‘Lolita’ Show Manager Beaten in St. Petersburg

MOSCOW, January 15 (RIA Novosti) – The manager of a one-man show based on Vladimir Nabokov’s “Lolita,” which sparked the ire of ultraconservatives, was assaulted in St. Petersburg, his colleagues reported on Monday evening.

Unidentified men invited Artyom Suslov, 23, for an interview about the show, art club Bolt, where Suslov works, said on its page on the social network Vkontakte.

But instead he was attacked in the street near the rendezvous point by three masked men, Rosbalt.ru news website said.

The attackers beat up Suslov and forced him at gunpoint to plead guilty of pedophilia on camera, said Bolt, where Suslov often performs readings of his poetry.

Suslov sustained a possible concussion, but was not hospitalized. City police was looking into the incident.

The assailants made no direct mention of “Lolita,” which premiered at Bolt in late December, but instead cited Suslov reposting on his Vkontakte page artwork by acclaimed US photographer Sally Mann depicting naked children, Bolt said.

However, “Lolita’s” performer Leonid Mozgovoi and the administration of the Nabokov Museum in St.
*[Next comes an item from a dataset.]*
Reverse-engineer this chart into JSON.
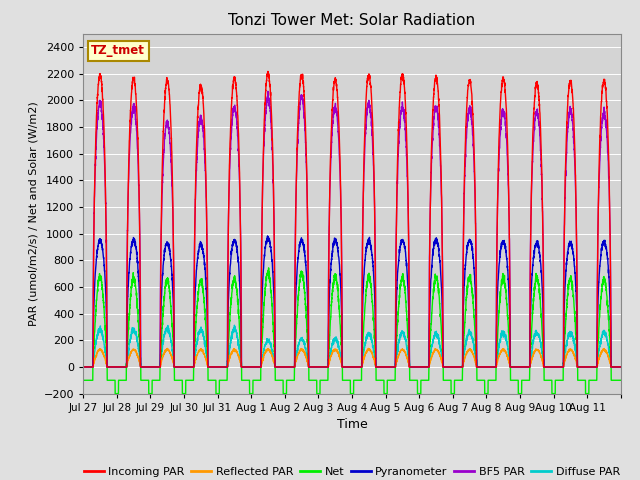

Petersburg earlier received threats over their alleged propaganda of child abuse.

Mozgovoi has canceled the play over the threats, though later rescheduled it. The play was performed at Bolt twice over the past month without any disruptions and is set to run again next month.

The threats were attributed to “St. Petersburg Cossacks,” an anonymous group of religious ultraconservatives. Anonymous Christian radicals also demanded to end a “blasphemous” modern art exhibit at the city’s Hermitage Museum earlier this month.
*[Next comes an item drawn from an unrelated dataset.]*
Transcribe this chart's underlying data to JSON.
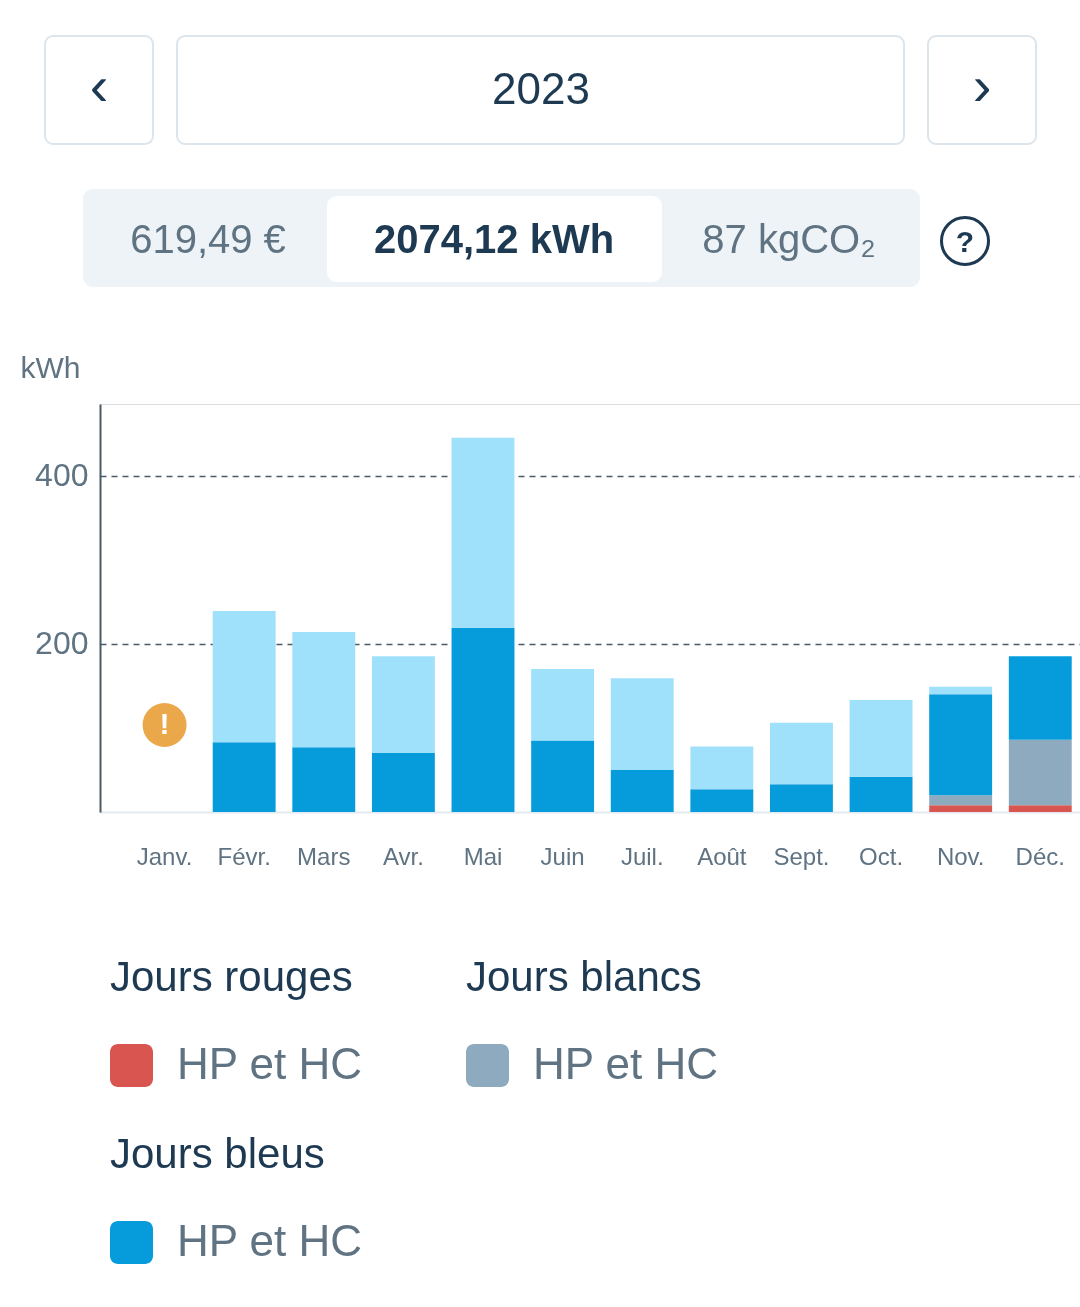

Suslov’s attackers never identified themselves as Cossacks, but one of them had a “nationalist slogan” spelled out on his clothes, the poet told Firstnews.ru website without citing the slogan.

This is not the first such tussle for Suslov: in 2009 he was beaten up by unknown men after presenting the head of the Russian Orthodox Church, Patriarch Kirill, with an ironic portrait of the cleric.